Suspicious arose over her sudden improvement, in going from 90th to first in the world in just over three years, while under the supervision of her then coach and then husband who was under a suspension for drugs charges.
Two years after the Atlanta Games, Smith was accused of tampering with a urine sample with alcohol and she was banned by FINA for four years.
Smith appealed the decision where it was heard she took Androstenedione, a metabolic precursor of testosterone, in the previous 10 to 12 hours before being tested. It also became known that two previous samples, taken between November 1997 and March 1998, had also shown traces of Androstenedione and the ban was upheld.
She was 28 at the time, and the ban effectively ended her competitive swimming career.
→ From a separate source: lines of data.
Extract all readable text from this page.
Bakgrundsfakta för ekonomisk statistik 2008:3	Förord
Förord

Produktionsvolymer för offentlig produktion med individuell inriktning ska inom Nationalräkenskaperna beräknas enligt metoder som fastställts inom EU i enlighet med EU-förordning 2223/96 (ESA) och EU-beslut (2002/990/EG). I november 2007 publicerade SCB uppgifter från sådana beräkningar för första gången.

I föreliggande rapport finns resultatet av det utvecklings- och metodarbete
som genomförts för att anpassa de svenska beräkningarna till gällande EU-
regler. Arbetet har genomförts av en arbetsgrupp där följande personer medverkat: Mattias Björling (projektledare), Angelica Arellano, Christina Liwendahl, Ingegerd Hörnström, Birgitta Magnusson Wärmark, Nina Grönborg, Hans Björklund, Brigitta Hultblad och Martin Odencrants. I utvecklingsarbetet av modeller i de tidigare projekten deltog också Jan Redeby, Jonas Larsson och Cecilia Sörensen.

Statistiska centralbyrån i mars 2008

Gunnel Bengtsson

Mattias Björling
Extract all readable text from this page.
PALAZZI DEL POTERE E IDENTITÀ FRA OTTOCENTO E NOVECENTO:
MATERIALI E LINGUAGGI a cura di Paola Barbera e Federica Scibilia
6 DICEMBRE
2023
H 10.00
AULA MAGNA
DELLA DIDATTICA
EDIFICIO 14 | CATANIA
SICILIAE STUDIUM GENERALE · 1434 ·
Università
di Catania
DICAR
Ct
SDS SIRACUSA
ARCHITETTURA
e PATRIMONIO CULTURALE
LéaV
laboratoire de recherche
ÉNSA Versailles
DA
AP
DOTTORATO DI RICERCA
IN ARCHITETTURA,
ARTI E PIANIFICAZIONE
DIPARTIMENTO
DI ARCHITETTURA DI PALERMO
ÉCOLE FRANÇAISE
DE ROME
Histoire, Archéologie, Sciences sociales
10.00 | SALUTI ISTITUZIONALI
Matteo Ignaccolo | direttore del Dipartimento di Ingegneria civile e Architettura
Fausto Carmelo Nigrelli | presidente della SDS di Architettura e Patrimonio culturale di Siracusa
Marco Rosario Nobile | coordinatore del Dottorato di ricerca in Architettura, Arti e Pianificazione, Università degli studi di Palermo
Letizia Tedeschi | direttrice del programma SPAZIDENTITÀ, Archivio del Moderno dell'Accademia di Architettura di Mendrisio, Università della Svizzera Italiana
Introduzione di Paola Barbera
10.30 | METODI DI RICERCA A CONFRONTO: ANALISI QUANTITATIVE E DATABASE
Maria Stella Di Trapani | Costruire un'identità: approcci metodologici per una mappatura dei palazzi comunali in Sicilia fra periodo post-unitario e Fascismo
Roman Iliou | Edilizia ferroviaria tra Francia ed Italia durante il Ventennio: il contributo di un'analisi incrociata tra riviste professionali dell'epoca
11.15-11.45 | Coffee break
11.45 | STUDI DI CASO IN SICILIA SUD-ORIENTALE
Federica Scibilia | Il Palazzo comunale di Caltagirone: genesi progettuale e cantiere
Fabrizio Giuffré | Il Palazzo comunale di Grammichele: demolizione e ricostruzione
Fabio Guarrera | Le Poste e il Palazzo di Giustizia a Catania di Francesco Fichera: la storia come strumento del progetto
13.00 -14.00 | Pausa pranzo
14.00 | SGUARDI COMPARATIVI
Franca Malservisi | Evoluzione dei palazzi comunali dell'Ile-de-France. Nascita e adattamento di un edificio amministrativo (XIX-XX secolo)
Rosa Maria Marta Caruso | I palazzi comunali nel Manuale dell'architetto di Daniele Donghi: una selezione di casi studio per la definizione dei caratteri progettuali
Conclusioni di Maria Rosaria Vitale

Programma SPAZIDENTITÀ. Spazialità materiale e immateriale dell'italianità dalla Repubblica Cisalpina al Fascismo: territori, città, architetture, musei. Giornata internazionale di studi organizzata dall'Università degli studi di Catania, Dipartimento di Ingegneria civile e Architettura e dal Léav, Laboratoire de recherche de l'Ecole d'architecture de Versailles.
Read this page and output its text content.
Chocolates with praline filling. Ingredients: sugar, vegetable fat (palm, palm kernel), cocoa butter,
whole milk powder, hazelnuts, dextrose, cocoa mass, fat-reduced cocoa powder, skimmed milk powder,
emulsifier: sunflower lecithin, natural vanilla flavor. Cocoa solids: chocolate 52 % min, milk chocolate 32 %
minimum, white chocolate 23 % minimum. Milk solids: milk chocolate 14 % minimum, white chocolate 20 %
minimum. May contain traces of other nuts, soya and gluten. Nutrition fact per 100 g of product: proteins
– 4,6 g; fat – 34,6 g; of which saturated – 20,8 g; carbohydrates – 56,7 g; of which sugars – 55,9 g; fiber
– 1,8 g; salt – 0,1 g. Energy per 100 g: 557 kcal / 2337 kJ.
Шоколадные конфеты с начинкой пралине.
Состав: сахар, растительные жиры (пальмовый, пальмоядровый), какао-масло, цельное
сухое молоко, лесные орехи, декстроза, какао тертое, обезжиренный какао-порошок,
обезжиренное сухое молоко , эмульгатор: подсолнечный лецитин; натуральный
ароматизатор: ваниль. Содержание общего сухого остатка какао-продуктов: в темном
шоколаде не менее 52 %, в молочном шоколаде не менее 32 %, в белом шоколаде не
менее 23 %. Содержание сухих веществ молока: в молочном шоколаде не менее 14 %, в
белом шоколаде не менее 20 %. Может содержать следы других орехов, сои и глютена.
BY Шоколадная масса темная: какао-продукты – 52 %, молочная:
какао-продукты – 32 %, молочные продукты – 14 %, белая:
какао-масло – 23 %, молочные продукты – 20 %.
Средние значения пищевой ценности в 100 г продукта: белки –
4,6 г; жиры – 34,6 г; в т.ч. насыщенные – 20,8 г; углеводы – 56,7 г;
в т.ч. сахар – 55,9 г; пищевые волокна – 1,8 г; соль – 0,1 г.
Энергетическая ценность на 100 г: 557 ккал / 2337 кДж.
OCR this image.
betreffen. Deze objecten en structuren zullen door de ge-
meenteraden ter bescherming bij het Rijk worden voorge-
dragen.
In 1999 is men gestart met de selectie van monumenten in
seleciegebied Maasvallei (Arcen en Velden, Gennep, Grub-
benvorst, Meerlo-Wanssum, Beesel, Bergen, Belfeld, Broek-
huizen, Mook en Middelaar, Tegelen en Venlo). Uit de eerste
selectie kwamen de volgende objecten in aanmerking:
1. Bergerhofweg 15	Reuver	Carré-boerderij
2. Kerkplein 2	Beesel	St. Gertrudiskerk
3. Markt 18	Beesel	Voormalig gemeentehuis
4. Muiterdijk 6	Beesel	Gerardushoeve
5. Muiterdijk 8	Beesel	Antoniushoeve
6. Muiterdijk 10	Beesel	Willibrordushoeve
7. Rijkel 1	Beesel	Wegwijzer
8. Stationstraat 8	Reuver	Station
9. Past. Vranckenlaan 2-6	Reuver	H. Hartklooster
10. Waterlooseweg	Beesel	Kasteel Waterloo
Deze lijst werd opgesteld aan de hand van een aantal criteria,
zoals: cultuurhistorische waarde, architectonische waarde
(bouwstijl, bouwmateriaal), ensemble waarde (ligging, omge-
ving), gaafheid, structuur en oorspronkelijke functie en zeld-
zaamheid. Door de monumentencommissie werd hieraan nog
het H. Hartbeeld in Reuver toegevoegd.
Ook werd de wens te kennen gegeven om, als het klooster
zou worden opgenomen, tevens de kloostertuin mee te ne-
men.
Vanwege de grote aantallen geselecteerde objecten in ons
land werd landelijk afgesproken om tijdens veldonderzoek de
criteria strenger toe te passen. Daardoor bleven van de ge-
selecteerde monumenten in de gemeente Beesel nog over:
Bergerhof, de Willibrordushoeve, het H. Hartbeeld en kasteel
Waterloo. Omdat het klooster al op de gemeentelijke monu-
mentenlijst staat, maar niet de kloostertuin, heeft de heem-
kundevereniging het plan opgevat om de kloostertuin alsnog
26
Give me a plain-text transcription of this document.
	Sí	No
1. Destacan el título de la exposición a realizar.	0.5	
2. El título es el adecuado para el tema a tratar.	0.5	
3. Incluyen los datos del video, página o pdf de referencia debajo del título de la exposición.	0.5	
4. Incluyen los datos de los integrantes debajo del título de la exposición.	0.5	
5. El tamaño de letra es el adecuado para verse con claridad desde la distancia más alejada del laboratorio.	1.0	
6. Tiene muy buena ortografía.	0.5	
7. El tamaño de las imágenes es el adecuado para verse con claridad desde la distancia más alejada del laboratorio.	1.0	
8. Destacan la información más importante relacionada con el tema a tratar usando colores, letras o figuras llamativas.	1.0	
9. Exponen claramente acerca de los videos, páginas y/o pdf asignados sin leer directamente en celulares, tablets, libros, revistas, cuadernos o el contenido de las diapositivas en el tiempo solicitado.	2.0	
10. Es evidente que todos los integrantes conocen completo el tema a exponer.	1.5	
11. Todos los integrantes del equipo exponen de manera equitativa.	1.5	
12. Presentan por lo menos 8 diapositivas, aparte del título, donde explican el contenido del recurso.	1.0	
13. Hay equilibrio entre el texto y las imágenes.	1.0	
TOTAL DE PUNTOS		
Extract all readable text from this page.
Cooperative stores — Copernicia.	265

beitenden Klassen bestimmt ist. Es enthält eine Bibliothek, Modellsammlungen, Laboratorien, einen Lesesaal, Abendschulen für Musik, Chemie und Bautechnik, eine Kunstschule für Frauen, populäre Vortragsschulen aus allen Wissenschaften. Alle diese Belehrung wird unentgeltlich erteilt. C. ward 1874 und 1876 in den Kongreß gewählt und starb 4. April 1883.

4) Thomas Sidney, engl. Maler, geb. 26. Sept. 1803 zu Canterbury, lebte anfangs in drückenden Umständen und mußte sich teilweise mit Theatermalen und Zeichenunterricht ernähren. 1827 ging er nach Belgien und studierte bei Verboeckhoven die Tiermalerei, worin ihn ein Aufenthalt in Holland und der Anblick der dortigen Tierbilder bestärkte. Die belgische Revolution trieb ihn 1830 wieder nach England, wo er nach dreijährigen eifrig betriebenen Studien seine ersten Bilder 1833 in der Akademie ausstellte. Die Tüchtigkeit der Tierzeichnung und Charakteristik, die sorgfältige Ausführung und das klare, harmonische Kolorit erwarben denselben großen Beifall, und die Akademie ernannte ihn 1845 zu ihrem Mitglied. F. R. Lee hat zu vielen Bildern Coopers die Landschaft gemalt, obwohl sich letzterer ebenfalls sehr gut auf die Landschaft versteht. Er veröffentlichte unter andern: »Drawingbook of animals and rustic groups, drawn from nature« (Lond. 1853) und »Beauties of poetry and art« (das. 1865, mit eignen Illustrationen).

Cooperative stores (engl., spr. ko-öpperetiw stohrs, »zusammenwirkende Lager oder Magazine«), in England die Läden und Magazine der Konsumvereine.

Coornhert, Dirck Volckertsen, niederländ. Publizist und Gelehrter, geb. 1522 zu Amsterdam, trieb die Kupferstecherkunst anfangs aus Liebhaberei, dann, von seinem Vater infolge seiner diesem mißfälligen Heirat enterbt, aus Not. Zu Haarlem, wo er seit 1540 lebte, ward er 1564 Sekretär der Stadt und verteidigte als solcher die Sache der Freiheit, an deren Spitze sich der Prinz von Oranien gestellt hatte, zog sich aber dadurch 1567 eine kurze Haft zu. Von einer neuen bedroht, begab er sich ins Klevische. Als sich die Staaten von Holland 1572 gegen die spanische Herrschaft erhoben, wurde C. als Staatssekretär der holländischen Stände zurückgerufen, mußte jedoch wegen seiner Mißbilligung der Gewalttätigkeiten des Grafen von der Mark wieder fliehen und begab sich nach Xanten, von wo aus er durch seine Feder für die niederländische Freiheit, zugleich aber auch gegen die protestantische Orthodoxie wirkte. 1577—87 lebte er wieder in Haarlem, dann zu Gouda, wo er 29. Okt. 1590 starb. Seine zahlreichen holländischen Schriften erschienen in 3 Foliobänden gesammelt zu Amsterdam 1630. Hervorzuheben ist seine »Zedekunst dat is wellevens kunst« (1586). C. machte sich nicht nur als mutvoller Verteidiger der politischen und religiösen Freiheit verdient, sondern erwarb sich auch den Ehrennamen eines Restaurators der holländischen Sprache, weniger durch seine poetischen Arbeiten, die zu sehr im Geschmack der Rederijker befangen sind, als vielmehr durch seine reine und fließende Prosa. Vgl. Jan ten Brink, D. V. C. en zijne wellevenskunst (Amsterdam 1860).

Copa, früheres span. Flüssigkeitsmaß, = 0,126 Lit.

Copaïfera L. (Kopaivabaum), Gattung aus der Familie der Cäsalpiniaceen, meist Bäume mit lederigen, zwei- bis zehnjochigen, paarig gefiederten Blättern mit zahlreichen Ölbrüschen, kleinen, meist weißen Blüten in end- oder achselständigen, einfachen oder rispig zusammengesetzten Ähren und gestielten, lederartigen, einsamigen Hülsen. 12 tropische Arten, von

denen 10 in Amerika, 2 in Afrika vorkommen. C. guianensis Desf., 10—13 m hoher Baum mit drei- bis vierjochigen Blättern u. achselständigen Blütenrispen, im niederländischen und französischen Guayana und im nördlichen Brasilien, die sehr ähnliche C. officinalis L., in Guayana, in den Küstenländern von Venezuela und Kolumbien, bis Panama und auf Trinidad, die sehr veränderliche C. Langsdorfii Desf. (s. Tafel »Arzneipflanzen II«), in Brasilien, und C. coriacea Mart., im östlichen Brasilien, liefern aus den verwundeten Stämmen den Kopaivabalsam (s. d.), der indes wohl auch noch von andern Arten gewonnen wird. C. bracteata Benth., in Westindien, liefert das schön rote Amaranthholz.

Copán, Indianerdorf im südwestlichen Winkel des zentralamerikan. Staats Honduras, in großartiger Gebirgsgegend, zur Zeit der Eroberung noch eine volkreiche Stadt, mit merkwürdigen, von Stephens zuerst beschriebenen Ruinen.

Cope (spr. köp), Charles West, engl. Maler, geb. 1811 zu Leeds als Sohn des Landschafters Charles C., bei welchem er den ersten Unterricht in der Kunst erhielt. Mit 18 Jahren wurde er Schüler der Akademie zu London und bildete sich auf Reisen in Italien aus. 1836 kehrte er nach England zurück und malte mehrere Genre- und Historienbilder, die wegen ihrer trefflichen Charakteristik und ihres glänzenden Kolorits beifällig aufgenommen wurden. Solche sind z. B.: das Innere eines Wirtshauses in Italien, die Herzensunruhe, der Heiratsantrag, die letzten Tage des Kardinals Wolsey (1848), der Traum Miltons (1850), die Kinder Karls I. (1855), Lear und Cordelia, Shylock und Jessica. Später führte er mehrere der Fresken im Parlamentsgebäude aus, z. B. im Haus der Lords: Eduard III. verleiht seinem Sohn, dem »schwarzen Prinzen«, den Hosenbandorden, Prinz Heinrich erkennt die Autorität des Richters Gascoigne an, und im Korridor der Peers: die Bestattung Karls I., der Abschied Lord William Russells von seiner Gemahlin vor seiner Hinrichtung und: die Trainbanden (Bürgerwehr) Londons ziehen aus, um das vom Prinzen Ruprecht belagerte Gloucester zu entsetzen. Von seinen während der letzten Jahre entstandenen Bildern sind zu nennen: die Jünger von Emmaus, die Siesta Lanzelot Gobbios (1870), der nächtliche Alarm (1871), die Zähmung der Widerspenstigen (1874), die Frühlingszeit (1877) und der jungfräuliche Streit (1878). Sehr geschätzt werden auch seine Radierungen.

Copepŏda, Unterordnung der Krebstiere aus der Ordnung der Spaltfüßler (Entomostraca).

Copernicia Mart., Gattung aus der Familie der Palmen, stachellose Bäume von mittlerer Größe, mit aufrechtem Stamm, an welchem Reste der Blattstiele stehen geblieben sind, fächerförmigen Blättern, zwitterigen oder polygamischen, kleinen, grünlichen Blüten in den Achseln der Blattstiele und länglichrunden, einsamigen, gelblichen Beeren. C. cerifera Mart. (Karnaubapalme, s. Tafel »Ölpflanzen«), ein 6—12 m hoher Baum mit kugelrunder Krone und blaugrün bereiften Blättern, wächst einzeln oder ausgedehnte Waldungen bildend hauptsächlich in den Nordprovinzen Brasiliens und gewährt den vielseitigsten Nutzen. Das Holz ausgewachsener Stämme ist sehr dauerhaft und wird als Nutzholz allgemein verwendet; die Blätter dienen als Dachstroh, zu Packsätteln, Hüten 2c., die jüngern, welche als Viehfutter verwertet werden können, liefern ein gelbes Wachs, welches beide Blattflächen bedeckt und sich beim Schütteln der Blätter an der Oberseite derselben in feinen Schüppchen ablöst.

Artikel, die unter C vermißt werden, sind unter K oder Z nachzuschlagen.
Smith was not stripped of her Olympic medals, as only samples subsequent to her Olympic involvement tested positive.
9. Germany during the 1970’s and 1980’s
Very few East German athletes ever failed an official drugs test, which is why very nearly enough to convict them all.
After the collapse of the Berlin Wall, a whole galaxy of uppers, downers and East Germans came forward to reveal that they’d been fed doses of pills and syringes of unknown substances for years (by their own government, no less) and given the very stern word that it would be in their own best interests to use them.
It is estimated up to 9,000 East German athletes were doped under a program that ran from 1972 to 1989.
They should have known that in the Cold War on Drugs, there are very few winners.
10. Nadzeya Ostapchuck
Belarusian shotputter Nadzeya Ostapchuck was busy basking in London Olympic glory before someone noticed that she had tested positive for drugs not once, but twice – before and after – her 21-metre throw.
As she should have expected, Nadzeya was stripped of her medal, subsequently awarded to New Zealand’s Valerie Adams, and banned from competition for a year – a lenient penalty, as Nadzeya maintains she was unaware that her coach, Alexander Yefimov, was pouring spoonfuls of metenolone into her food.